Unit-Consistent (UC) Adjoint for GSD and Backprop in Deep Learning Applications
This addresses optimization inefficiencies in deep learning for researchers and practitioners, but it is incremental as it builds on prior rescaling-invariant schemes.
The paper tackles the problem of gradient descent not being equivariant to gauge symmetries in deep neural networks, which causes optimization to depend on arbitrary parameterizations, and introduces a Unit-Consistent adjoint to derive gauge-consistent steepest descent and backpropagation.

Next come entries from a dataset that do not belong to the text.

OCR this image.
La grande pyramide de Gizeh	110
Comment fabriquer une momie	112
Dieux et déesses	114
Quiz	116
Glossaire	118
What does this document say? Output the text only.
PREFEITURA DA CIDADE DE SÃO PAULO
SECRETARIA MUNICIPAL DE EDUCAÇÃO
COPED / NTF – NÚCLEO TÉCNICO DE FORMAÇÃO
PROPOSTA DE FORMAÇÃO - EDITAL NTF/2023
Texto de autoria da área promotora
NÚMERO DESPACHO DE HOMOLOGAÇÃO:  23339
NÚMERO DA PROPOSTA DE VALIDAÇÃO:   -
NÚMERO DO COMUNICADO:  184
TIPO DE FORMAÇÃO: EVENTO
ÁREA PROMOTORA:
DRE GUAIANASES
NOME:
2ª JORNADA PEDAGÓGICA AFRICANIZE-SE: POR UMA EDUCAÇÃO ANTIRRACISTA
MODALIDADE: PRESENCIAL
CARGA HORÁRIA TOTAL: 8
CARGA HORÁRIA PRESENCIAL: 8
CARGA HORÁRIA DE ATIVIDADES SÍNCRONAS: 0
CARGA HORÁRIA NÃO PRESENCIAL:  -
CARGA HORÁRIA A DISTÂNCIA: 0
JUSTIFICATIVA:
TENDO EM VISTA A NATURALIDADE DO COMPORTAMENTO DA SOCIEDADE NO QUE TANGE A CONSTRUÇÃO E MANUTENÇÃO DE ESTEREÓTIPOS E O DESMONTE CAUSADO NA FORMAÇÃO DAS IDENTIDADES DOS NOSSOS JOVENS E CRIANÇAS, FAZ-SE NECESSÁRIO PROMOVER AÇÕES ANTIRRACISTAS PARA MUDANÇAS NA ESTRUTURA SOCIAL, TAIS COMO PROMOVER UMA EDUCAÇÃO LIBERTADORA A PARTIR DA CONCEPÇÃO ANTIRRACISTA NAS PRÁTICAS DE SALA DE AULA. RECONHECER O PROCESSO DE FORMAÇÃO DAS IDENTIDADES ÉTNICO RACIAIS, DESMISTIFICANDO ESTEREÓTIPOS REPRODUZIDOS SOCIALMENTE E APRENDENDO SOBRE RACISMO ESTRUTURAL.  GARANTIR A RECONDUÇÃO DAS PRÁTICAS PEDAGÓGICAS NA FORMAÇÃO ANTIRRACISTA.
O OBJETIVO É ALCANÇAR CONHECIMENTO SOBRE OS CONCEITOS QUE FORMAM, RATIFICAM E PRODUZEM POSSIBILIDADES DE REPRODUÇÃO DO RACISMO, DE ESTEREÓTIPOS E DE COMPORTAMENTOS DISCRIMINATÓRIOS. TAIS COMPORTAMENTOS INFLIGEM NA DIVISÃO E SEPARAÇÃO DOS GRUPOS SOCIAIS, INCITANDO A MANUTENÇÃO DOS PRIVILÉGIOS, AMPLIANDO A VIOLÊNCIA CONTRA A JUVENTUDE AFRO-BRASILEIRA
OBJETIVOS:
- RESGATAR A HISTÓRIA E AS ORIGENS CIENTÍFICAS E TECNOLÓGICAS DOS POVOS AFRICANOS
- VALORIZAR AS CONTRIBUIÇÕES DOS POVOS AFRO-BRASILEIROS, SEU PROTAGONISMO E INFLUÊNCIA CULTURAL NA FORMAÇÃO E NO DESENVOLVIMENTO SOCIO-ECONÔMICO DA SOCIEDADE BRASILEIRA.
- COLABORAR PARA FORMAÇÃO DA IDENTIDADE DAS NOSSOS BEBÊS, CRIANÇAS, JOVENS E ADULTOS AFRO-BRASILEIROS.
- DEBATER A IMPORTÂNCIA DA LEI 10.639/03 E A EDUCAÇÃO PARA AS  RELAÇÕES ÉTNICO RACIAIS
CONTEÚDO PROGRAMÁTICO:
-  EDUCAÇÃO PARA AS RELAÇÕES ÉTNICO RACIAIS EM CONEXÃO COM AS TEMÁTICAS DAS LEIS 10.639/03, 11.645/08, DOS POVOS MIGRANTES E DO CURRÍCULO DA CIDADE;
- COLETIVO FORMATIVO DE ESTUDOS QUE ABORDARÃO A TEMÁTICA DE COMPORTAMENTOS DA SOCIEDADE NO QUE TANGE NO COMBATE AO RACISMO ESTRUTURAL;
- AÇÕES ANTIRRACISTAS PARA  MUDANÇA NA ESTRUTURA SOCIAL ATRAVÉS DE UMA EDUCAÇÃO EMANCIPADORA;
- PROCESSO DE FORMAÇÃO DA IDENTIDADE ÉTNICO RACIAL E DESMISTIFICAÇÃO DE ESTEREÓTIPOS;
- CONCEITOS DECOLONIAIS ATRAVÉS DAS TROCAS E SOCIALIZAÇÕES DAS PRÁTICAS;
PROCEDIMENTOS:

Deep neural networks constructed from linear maps and positively homogeneous nonlinearities (e.g., ReLU) possess a fundamental gauge symmetry: the network function is invariant to node-wise diagonal rescalings. However, standard gradient descent is not equivariant to this symmetry, causing optimization trajectories to depend heavily on arbitrary parameterizations. Prior work has proposed rescaling-invariant optimization schemes for positively homogeneous networks (e.g., path-based or path-space updates). Our contribution is complementary: we formulate the invariance requirement at the level of the backward adjoint/optimization geometry, which provides a simple, operator-level recipe that can be applied uniformly across network components and optimizer state. By replacing the Euclidean transpose with a Unit-Consistent (UC) adjoint, we derive UC gauge-consistent steepest descent and backprogation.